2. The backslash is a special character in R. For instance, if you want to get a line break you type "\n", which does not actually print that string, but inserts a line break. However, in tables we actually want to enter backslashes at the end of rows because two backslashes break a row there. So how do we do that? We just write four backslashes: the first backslash is then considered as a special character, telling R that the next character should be considered as a normal character, not as a special character. So in this case, the backslash should just be printed. Since we need two backslashes, we have to do that twice. I know, it sounds complicated, but it's quite similar to the percentage sign in LaTex. You can't just write % because this tells LaTex that it should be a comment. To actually get the percentage sign, you have to write \%.

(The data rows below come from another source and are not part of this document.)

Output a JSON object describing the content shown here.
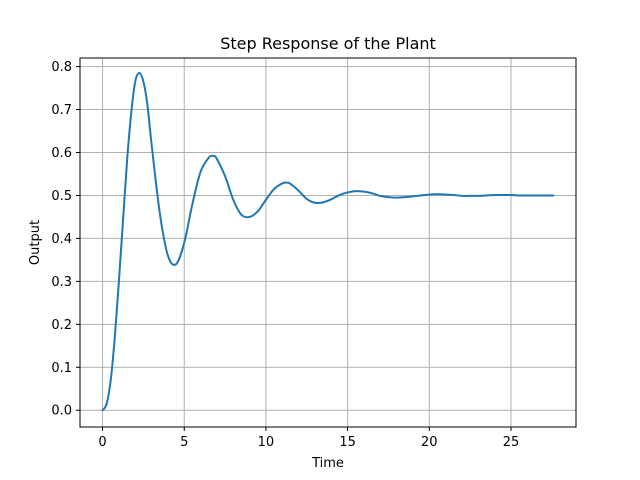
{
  "chart_data": {
    "type": "line",
    "title": "Step Response of the Plant",
    "xlabel": "Time",
    "ylabel": "Output",
    "xlim": [
      -1.38,
      28.98
    ],
    "ylim": [
      -0.039,
      0.82
    ],
    "xticks": [
      0,
      5,
      10,
      15,
      20,
      25
    ],
    "yticks": [
      0.0,
      0.1,
      0.2,
      0.3,
      0.4,
      0.5,
      0.6,
      0.7,
      0.8
    ],
    "ytick_labels": [
      "0.0",
      "0.1",
      "0.2",
      "0.3",
      "0.4",
      "0.5",
      "0.6",
      "0.7",
      "0.8"
    ],
    "grid": true,
    "colors": {
      "line": "#1f77b4",
      "grid": "#b0b0b0",
      "frame": "#000000"
    },
    "series": [
      {
        "x": [
          0,
          0.25,
          0.5,
          0.75,
          1.0,
          1.25,
          1.5,
          1.75,
          2.0,
          2.25,
          2.5,
          2.75,
          3.0,
          3.5,
          4.0,
          4.5,
          5.0,
          5.5,
          6.0,
          6.5,
          6.8,
          7.0,
          7.5,
          8.0,
          8.5,
          9.0,
          9.5,
          10.0,
          10.5,
          11.0,
          11.3,
          11.5,
          12.0,
          12.5,
          13.0,
          13.5,
          14.0,
          14.5,
          15.0,
          15.5,
          16.0,
          16.5,
          17.0,
          17.5,
          18.0,
          18.5,
          19.0,
          19.5,
          20.0,
          20.5,
          21.0,
          21.5,
          22.0,
          22.5,
          23.0,
          23.5,
          24.0,
          24.5,
          25.0,
          25.5,
          26.0,
          26.5,
          27.0,
          27.6
        ],
        "y": [
          0.0,
          0.015,
          0.07,
          0.17,
          0.3,
          0.44,
          0.58,
          0.69,
          0.765,
          0.785,
          0.765,
          0.71,
          0.62,
          0.46,
          0.36,
          0.34,
          0.39,
          0.48,
          0.555,
          0.588,
          0.592,
          0.585,
          0.545,
          0.49,
          0.455,
          0.45,
          0.463,
          0.49,
          0.515,
          0.528,
          0.53,
          0.527,
          0.511,
          0.492,
          0.483,
          0.484,
          0.491,
          0.501,
          0.507,
          0.51,
          0.509,
          0.505,
          0.499,
          0.496,
          0.495,
          0.496,
          0.498,
          0.5,
          0.502,
          0.503,
          0.502,
          0.501,
          0.499,
          0.499,
          0.499,
          0.5,
          0.501,
          0.501,
          0.501,
          0.5,
          0.5,
          0.5,
          0.5,
          0.5
        ]
      }
    ]
  }
}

OK, now we have the basics, so let's actually produce a nice table. In R, you need to load the xtable package and in LaTex, you need to load the booktabs package. Also, I use the package caption; otherwise, the caption is too close to the table.

Now imagine we want to compare three different regression models (rows) and want to print in the columns the $\alpha$, the $\beta$, the t-value of the $\beta$ coefficient, and the adjusted $R^2$. With randomly drawn data, our minimal example looks like this.

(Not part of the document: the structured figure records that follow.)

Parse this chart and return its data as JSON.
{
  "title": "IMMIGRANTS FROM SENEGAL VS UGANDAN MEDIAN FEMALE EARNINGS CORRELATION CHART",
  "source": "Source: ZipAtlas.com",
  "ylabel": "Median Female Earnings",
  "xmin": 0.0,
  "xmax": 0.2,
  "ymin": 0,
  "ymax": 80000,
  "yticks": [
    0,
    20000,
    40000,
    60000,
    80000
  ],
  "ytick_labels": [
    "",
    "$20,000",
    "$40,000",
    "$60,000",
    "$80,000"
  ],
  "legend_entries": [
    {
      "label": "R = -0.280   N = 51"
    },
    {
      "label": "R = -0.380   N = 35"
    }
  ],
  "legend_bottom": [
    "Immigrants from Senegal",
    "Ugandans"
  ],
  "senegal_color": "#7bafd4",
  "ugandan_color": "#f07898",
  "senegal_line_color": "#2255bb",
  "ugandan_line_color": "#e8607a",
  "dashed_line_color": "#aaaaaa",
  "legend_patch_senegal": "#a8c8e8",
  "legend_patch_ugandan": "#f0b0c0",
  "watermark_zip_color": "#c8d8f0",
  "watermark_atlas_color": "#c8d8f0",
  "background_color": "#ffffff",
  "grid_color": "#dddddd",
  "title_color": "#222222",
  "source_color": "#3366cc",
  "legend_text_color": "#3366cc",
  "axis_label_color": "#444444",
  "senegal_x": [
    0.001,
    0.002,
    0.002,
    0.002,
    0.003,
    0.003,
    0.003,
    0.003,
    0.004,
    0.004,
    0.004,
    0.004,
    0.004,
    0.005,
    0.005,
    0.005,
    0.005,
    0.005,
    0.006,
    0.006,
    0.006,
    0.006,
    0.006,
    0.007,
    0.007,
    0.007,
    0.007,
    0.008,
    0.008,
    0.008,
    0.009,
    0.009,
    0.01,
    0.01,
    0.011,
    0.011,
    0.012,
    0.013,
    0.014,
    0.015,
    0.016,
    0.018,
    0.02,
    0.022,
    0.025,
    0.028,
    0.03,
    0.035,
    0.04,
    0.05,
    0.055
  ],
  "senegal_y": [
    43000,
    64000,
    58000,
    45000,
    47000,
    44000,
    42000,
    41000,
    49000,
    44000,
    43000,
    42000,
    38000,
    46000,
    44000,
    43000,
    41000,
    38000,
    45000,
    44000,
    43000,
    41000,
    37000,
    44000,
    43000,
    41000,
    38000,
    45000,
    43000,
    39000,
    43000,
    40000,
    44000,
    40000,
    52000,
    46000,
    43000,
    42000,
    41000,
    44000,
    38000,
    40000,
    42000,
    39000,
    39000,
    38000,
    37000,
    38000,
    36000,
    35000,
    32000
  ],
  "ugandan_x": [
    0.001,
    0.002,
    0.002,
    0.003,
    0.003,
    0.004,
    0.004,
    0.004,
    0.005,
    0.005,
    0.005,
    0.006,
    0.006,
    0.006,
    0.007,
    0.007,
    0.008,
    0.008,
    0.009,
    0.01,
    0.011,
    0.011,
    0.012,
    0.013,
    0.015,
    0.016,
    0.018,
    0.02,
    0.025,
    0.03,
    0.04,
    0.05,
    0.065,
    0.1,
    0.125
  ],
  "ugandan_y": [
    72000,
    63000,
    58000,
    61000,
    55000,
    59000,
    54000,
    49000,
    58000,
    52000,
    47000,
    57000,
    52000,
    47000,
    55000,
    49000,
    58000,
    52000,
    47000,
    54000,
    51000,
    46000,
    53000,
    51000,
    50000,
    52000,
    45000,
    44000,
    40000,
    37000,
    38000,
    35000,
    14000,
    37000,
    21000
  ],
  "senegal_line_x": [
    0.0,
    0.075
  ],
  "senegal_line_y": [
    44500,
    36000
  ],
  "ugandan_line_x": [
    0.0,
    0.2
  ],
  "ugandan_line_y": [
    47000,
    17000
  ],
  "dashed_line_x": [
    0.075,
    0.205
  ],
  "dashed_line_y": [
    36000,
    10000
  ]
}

Here is the source code of the minimal example. Save it as a .Rnw file, knit that file and you should get a nice PDF.

\begin{document}

Here is our minimal example:

<<Code_chunk_Minimal_example, results='asis', echo=FALSE>>=
library(xtable)
#Just some random data
x1 <- rnorm(1000); x2 <- rnorm(1000); x3 <- rnorm(1000)
y  <- 2 + 1 *x1 + rnorm(1000)
#Run regressions
reg1 <- summary(lm(y ~ x1))
reg2 <- summary(lm(y ~ x2))
reg3 <- summary(lm(y ~ x3))
#Create data.frame
df <- data.frame(Model = 1:3,
Alpha = c(reg1$coef[1,1], reg2$coef[1,1], reg3$coef[1,1]), Beta = c(reg1$coef[2,1], reg2$coef[2,1], reg3$coef[2,1]),
tV    = c(reg1$coef[2,2], reg2$coef[2,2], reg3$coef[2,2]), AdjR = c(reg1$adj.r.s,  reg2$adj.r.s, reg3$adj.r.s))
strCaption <- paste0("\\textbf{Table Whatever} This table is just produced with some",
"random data and does not mean anything. Just to show you how ",
"things work.")
print(xtable(df, digits=2, caption=strCaption, label="Test_table"),
size="footnotesize", #Change size; useful for bigger tables
include.rownames=FALSE, #Don't print rownames
include.colnames=FALSE, #We create them ourselves
caption.placement="top",
hline.after=NULL, #We don't need hline; we use booktabs
nrow(df)),
command = c(paste("\\toprule \n",
"Model & $\\alpha$ & $\\beta$ & t-value & $R^2$ \\\\\n",
"\\midrule \n"),
"\\bottomrule \n")
)
)

@

From table \ref{Test_table} you can't learn a lot, only how it looks is important here.

\end{document}


A few notes:

• The option add.to.row expects two inputs: a list of integers named pos and a list of strings named command. The latter keeps the strings that should be entered, the former tells the function print.xtable at which row to enter the strings. In our example, we want to add the first string that keeps the column names before everything else. That is why we use $-1$. The bottomrule should be at the very end of the table, that is why we use nrow(df).
• We have to set hline.after to NULL because we are not using hlines, but the lines provided by the booktabs package (toprule, midrule, and bottomrule).
• The example also shows how to write formulas in the table. Again, the only trick is to know that the backslash is a special character, so we have to write two backslashes.